Skagway resident Andrew Cremata took to Facebook recently in an effort to hold AT&T accountable for what he sees as ‘lies’ from the company about upgrading its service for this summer.
“It’s just so in your face how much they don’t care about anyone,” Cremata said. “But they sure don’t mind cashing your check every month.”
Cremata says he pays about $150 each month on a shared cell phone plan. But instead of getting the service he feels he pays for…
“You can’t check your voicemail half of the time, some certain texts don’t go through and certain phone calls tend to get dropped a lot more frequently, especially ones that come from out state.”
Cremata’s Facebook post garnered more than 70 comments from other fed-up Skagway residents. One said she nearly lost her job because of phone issues, another said every aspect of her tour business is impacted because by the unreliable service.
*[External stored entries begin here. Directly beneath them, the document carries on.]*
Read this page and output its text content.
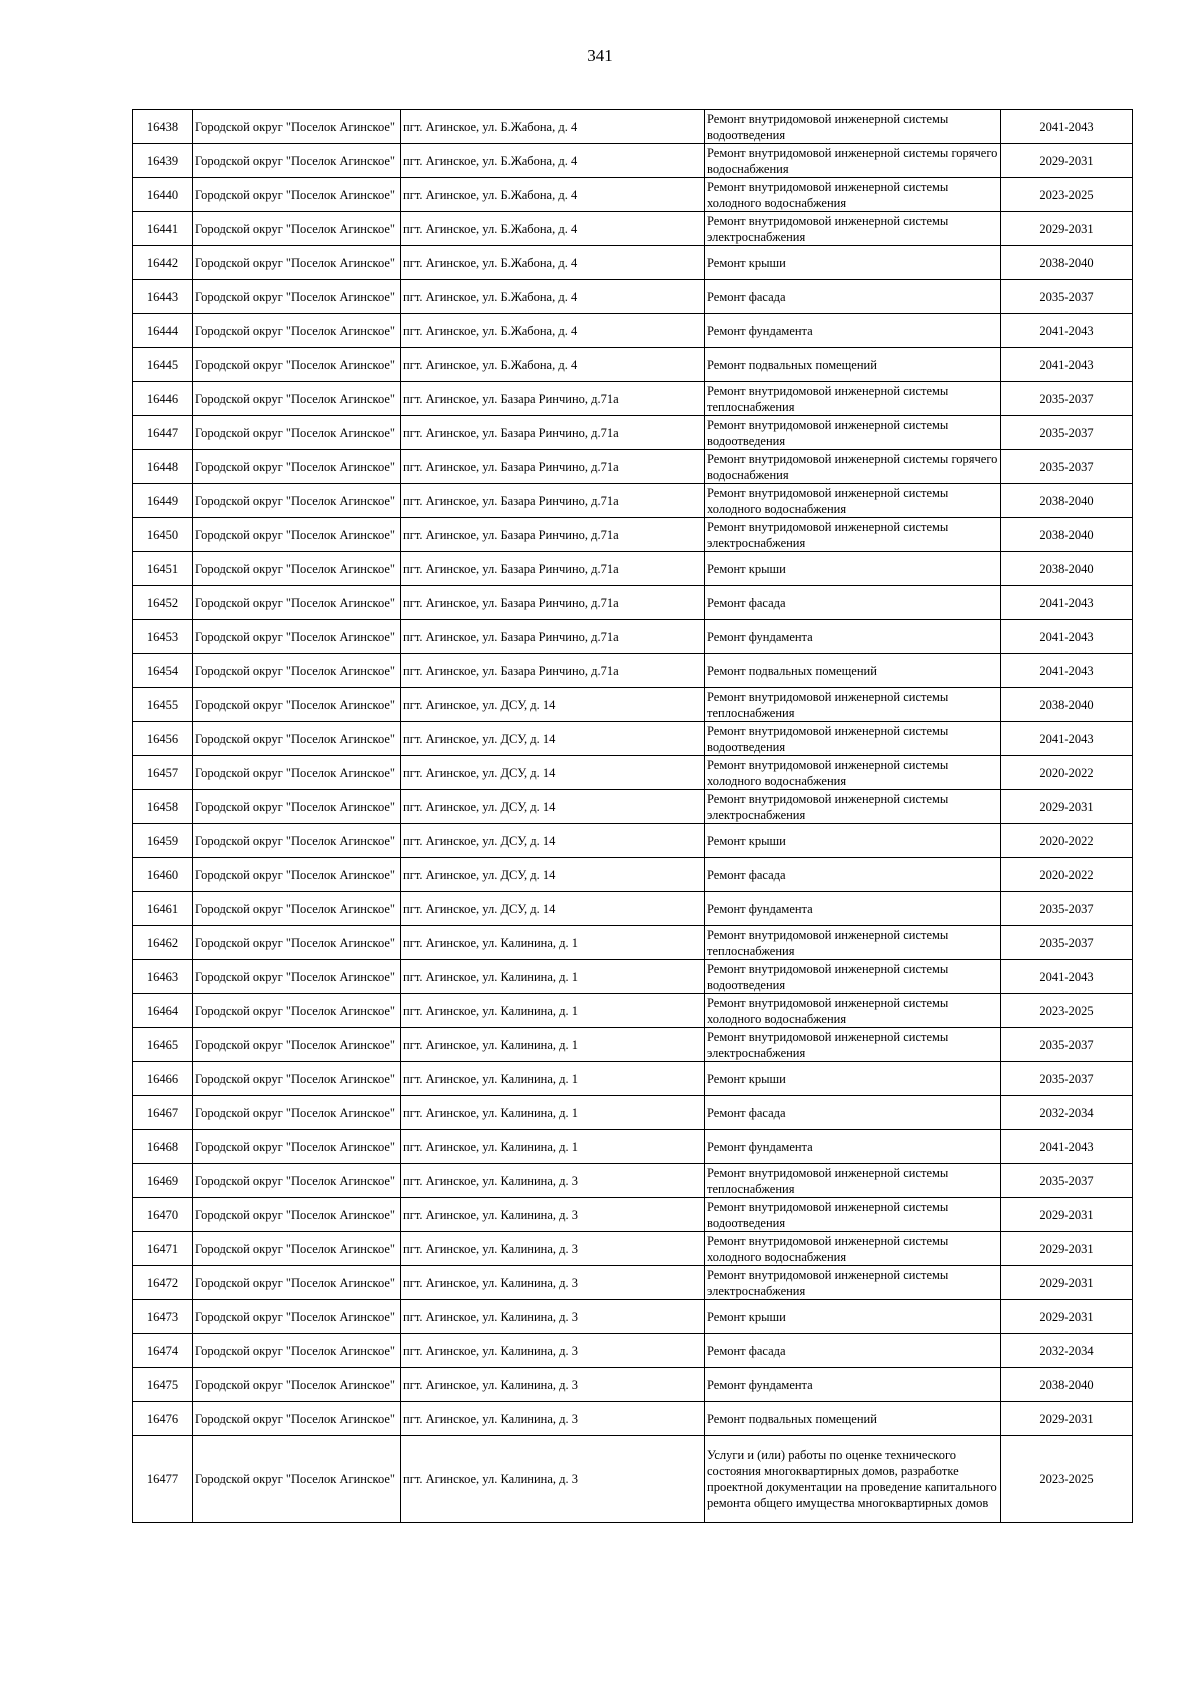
341
16438	Городской округ "Поселок Агинское"	пгт. Агинское, ул. Б.Жабона, д. 4	Ремонт внутридомовой инженерной системы водоотведения	2041-2043
16439	Городской округ "Поселок Агинское"	пгт. Агинское, ул. Б.Жабона, д. 4	Ремонт внутридомовой инженерной системы горячего водоснабжения	2029-2031
16440	Городской округ "Поселок Агинское"	пгт. Агинское, ул. Б.Жабона, д. 4	Ремонт внутридомовой инженерной системы холодного водоснабжения	2023-2025
16441	Городской округ "Поселок Агинское"	пгт. Агинское, ул. Б.Жабона, д. 4	Ремонт внутридомовой инженерной системы электроснабжения	2029-2031
16442	Городской округ "Поселок Агинское"	пгт. Агинское, ул. Б.Жабона, д. 4	Ремонт крыши	2038-2040
16443	Городской округ "Поселок Агинское"	пгт. Агинское, ул. Б.Жабона, д. 4	Ремонт фасада	2035-2037
16444	Городской округ "Поселок Агинское"	пгт. Агинское, ул. Б.Жабона, д. 4	Ремонт фундамента	2041-2043
16445	Городской округ "Поселок Агинское"	пгт. Агинское, ул. Б.Жабона, д. 4	Ремонт подвальных помещений	2041-2043
16446	Городской округ "Поселок Агинское"	пгт. Агинское, ул. Базара Ринчино, д.71а	Ремонт внутридомовой инженерной системы теплоснабжения	2035-2037
16447	Городской округ "Поселок Агинское"	пгт. Агинское, ул. Базара Ринчино, д.71а	Ремонт внутридомовой инженерной системы водоотведения	2035-2037
16448	Городской округ "Поселок Агинское"	пгт. Агинское, ул. Базара Ринчино, д.71а	Ремонт внутридомовой инженерной системы горячего водоснабжения	2035-2037
16449	Городской округ "Поселок Агинское"	пгт. Агинское, ул. Базара Ринчино, д.71а	Ремонт внутридомовой инженерной системы холодного водоснабжения	2038-2040
16450	Городской округ "Поселок Агинское"	пгт. Агинское, ул. Базара Ринчино, д.71а	Ремонт внутридомовой инженерной системы электроснабжения	2038-2040
16451	Городской округ "Поселок Агинское"	пгт. Агинское, ул. Базара Ринчино, д.71а	Ремонт крыши	2038-2040
16452	Городской округ "Поселок Агинское"	пгт. Агинское, ул. Базара Ринчино, д.71а	Ремонт фасада	2041-2043
16453	Городской округ "Поселок Агинское"	пгт. Агинское, ул. Базара Ринчино, д.71а	Ремонт фундамента	2041-2043
16454	Городской округ "Поселок Агинское"	пгт. Агинское, ул. Базара Ринчино, д.71а	Ремонт подвальных помещений	2041-2043
16455	Городской округ "Поселок Агинское"	пгт. Агинское, ул. ДСУ, д. 14	Ремонт внутридомовой инженерной системы теплоснабжения	2038-2040
16456	Городской округ "Поселок Агинское"	пгт. Агинское, ул. ДСУ, д. 14	Ремонт внутридомовой инженерной системы водоотведения	2041-2043
16457	Городской округ "Поселок Агинское"	пгт. Агинское, ул. ДСУ, д. 14	Ремонт внутридомовой инженерной системы холодного водоснабжения	2020-2022
16458	Городской округ "Поселок Агинское"	пгт. Агинское, ул. ДСУ, д. 14	Ремонт внутридомовой инженерной системы электроснабжения	2029-2031
16459	Городской округ "Поселок Агинское"	пгт. Агинское, ул. ДСУ, д. 14	Ремонт крыши	2020-2022
16460	Городской округ "Поселок Агинское"	пгт. Агинское, ул. ДСУ, д. 14	Ремонт фасада	2020-2022
16461	Городской округ "Поселок Агинское"	пгт. Агинское, ул. ДСУ, д. 14	Ремонт фундамента	2035-2037
16462	Городской округ "Поселок Агинское"	пгт. Агинское, ул. Калинина, д. 1	Ремонт внутридомовой инженерной системы теплоснабжения	2035-2037
16463	Городской округ "Поселок Агинское"	пгт. Агинское, ул. Калинина, д. 1	Ремонт внутридомовой инженерной системы водоотведения	2041-2043
16464	Городской округ "Поселок Агинское"	пгт. Агинское, ул. Калинина, д. 1	Ремонт внутридомовой инженерной системы холодного водоснабжения	2023-2025
16465	Городской округ "Поселок Агинское"	пгт. Агинское, ул. Калинина, д. 1	Ремонт внутридомовой инженерной системы электроснабжения	2035-2037
16466	Городской округ "Поселок Агинское"	пгт. Агинское, ул. Калинина, д. 1	Ремонт крыши	2035-2037
16467	Городской округ "Поселок Агинское"	пгт. Агинское, ул. Калинина, д. 1	Ремонт фасада	2032-2034
16468	Городской округ "Поселок Агинское"	пгт. Агинское, ул. Калинина, д. 1	Ремонт фундамента	2041-2043
16469	Городской округ "Поселок Агинское"	пгт. Агинское, ул. Калинина, д. 3	Ремонт внутридомовой инженерной системы теплоснабжения	2035-2037
16470	Городской округ "Поселок Агинское"	пгт. Агинское, ул. Калинина, д. 3	Ремонт внутридомовой инженерной системы водоотведения	2029-2031
16471	Городской округ "Поселок Агинское"	пгт. Агинское, ул. Калинина, д. 3	Ремонт внутридомовой инженерной системы холодного водоснабжения	2029-2031
16472	Городской округ "Поселок Агинское"	пгт. Агинское, ул. Калинина, д. 3	Ремонт внутридомовой инженерной системы электроснабжения	2029-2031
16473	Городской округ "Поселок Агинское"	пгт. Агинское, ул. Калинина, д. 3	Ремонт крыши	2029-2031
16474	Городской округ "Поселок Агинское"	пгт. Агинское, ул. Калинина, д. 3	Ремонт фасада	2032-2034
16475	Городской округ "Поселок Агинское"	пгт. Агинское, ул. Калинина, д. 3	Ремонт фундамента	2038-2040
16476	Городской округ "Поселок Агинское"	пгт. Агинское, ул. Калинина, д. 3	Ремонт подвальных помещений	2029-2031
16477	Городской округ "Поселок Агинское"	пгт. Агинское, ул. Калинина, д. 3	Услуги и (или) работы по оценке технического состояния многоквартирных домов, разработке проектной документации на проведение капитального ремонта общего имущества многоквартирных домов	2023-2025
So what happened to the upgrades that were supposed to be in place by this summer?
“They’ve just taken longer than we wanted to do,” said Chris Brown, AT&T’s Director of Network Services in Alaska.
There are multiple pieces to the AT&T technology puzzle that connects Skagway customers. One is the microwave radio tower, which used to be the only connection between Skagway and the rest of AT&T’s network. But last summer, an especially tall cruise ship blocked the tower’s path and cut out service.
“It was at that point we said we need to do something short-term and long-term,” Brown said. “The short term was to procure some fiber capacity so that we could avoid problems the rest of that summer until such time as we could raise the tower.”
Brown says AT&T turned that tower off and started using a fiber-optic connection instead. Now, the company is trying to make its tower taller, so the microwave radio connection is more reliable.
But getting the necessary permits from the Federal Communications Commission and Federal Aviation Administration is taking longer than expected, Brown says.
“Most of it has to do with the physical construction of the site and ensuring the FAA that the tower as it was would not violate the rules because of the proximity to the airport.”
Once the tower is raised, AT&T plans to turn on a 4G LTE network. The LTE equipment is meant to improve capacity between phones and the cell tower. Then the tower sends the communication back to the rest of the network. Brown says they can’t turn on the LTE service until the tower is raised.
“We don’t want to turn LTE service up until we have good capacity or it really doesn’t provide any advantage. If you have a very fast connection to cell site but you don’t have capacity to take that back to the rest of the network, typically it would not as good a user experience.”
Will these actions fix the service issues? Skagway residents probably won’t find out until next summer. Brown says the improvements should be in place by then. But Skagway is in a unique situation, with demand for service exponentially increasing about four months out of the year during cruise ship season. That presents a challenge for cell phone providers.
“We manage carefully that trade-off between the ability to serve customers during the peak time and the cost of maintaining a network that would be 20 times over-sized.”
Brown says AT&T typically doesn’t design a network to be perfect at the peak load.
“The economics of it would not be typically favorable.”
Brown says his company’s hope is for everyone in Skagway to be an AT&T user. But the recent problems have already lost them at least one customer. Cremata’s two-year contract ended recently, and he plans to switch to Verizon or GCI. Although, with the service issues that seem to plague Skagway every summer, he doesn’t have high expectations for those providers either.